В кабинете было полутемно, пахло пылью. В углу валялись носки, несвежий окурок был затушен прямо об крышку письменного стола. Гобеленовая портьера на окне изображала пирующих охотников. Время уничтожило краски фруктов и дичи. Добела выгорели трава, цветы, кубки с вином и суетливые гончие. Исчезла синева гобеленовых небес. Поблекли лица охотников на веселом привале. Только бурые тени деревьев и красные складки одежды виднелись отчетливо, как пятна старой крови.
За спиной Блюма раздался резкий щелчок, Блюм вздрогнул и обернулся.

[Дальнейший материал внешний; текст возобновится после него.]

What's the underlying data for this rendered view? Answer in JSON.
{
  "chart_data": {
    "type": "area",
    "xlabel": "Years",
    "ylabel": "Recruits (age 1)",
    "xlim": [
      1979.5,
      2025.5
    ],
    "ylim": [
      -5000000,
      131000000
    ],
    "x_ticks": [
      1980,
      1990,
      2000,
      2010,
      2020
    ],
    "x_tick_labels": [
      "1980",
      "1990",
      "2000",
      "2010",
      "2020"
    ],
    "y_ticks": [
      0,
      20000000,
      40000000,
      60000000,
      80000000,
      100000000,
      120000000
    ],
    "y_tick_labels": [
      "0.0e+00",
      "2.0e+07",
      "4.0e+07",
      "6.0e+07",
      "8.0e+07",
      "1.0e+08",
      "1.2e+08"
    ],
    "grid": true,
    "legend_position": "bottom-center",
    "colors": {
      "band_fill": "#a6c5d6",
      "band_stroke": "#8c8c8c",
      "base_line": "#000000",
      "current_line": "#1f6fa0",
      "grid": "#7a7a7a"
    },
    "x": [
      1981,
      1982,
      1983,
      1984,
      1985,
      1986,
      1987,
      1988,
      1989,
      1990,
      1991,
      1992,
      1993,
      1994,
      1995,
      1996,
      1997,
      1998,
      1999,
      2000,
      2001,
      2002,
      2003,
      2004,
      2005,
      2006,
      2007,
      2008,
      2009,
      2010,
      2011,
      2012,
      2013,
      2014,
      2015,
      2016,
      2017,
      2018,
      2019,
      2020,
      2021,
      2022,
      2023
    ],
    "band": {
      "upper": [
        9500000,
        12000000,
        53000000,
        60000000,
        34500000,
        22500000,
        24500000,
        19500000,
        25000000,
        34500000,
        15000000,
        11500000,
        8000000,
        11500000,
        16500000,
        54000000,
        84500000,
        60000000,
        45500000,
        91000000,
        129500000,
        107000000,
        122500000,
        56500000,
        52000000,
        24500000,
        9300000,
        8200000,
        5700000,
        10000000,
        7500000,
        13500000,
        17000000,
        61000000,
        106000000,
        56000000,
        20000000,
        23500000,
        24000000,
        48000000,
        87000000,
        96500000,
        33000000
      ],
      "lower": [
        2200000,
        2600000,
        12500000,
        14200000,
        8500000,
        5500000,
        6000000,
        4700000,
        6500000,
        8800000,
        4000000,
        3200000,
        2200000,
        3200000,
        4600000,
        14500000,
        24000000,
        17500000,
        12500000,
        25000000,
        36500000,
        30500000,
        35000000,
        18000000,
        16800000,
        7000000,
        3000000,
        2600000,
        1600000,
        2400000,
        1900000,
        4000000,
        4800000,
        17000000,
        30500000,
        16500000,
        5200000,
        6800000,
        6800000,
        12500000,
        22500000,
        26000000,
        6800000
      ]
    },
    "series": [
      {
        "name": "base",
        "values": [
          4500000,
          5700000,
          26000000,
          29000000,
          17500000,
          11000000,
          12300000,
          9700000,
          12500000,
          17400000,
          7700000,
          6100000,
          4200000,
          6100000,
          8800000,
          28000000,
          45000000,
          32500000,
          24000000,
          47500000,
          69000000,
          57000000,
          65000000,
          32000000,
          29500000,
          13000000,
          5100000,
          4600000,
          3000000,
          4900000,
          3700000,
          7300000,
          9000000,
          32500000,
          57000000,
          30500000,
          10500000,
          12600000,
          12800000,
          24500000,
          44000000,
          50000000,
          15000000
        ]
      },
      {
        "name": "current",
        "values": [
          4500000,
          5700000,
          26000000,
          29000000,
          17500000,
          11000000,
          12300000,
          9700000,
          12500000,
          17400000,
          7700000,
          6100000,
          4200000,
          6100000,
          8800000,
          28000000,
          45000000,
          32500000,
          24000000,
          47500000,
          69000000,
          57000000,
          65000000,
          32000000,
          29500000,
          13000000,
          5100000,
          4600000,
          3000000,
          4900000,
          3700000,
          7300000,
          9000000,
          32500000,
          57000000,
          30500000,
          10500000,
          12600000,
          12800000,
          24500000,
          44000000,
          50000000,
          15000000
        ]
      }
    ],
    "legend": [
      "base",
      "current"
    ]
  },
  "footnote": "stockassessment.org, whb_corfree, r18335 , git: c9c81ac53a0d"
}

Щелкнул, выключившись, скипевший электрический чайник. Чайник стоял на пустом ящике из-под марокканских апельсинов. «Ненавижу», — подумал Митя. Струя пара поднималась вверх, к темной картине на стене: коровы на болотистом лугу, чахлые березы. Холст отсырел от пара, провис тряпочкой. И бедное сердце Блюма заметалось, как, наверное, метался когда-то в клетке пойманный черт Шплиттер. Митя почувствовал острую жалость к темным коровам, к беспомощному старому обвислому полотну. Ему было невыносимо жалко Мухтара. Ему было жалко Ганю, которая стояла сейчас совсем близко, в соседней комнате и неотрывно смотрела на любимую свою мертвую собаку. И тут же, сразу, одновременно, Блюм ненавидел дебильный электрический чайник, стрелки глаженых брюк ганиного папы, его маленькие ладони, прикрытые манжетами сорочки ровно на столько, на сколько надо. Ненавидел его спокойный голос.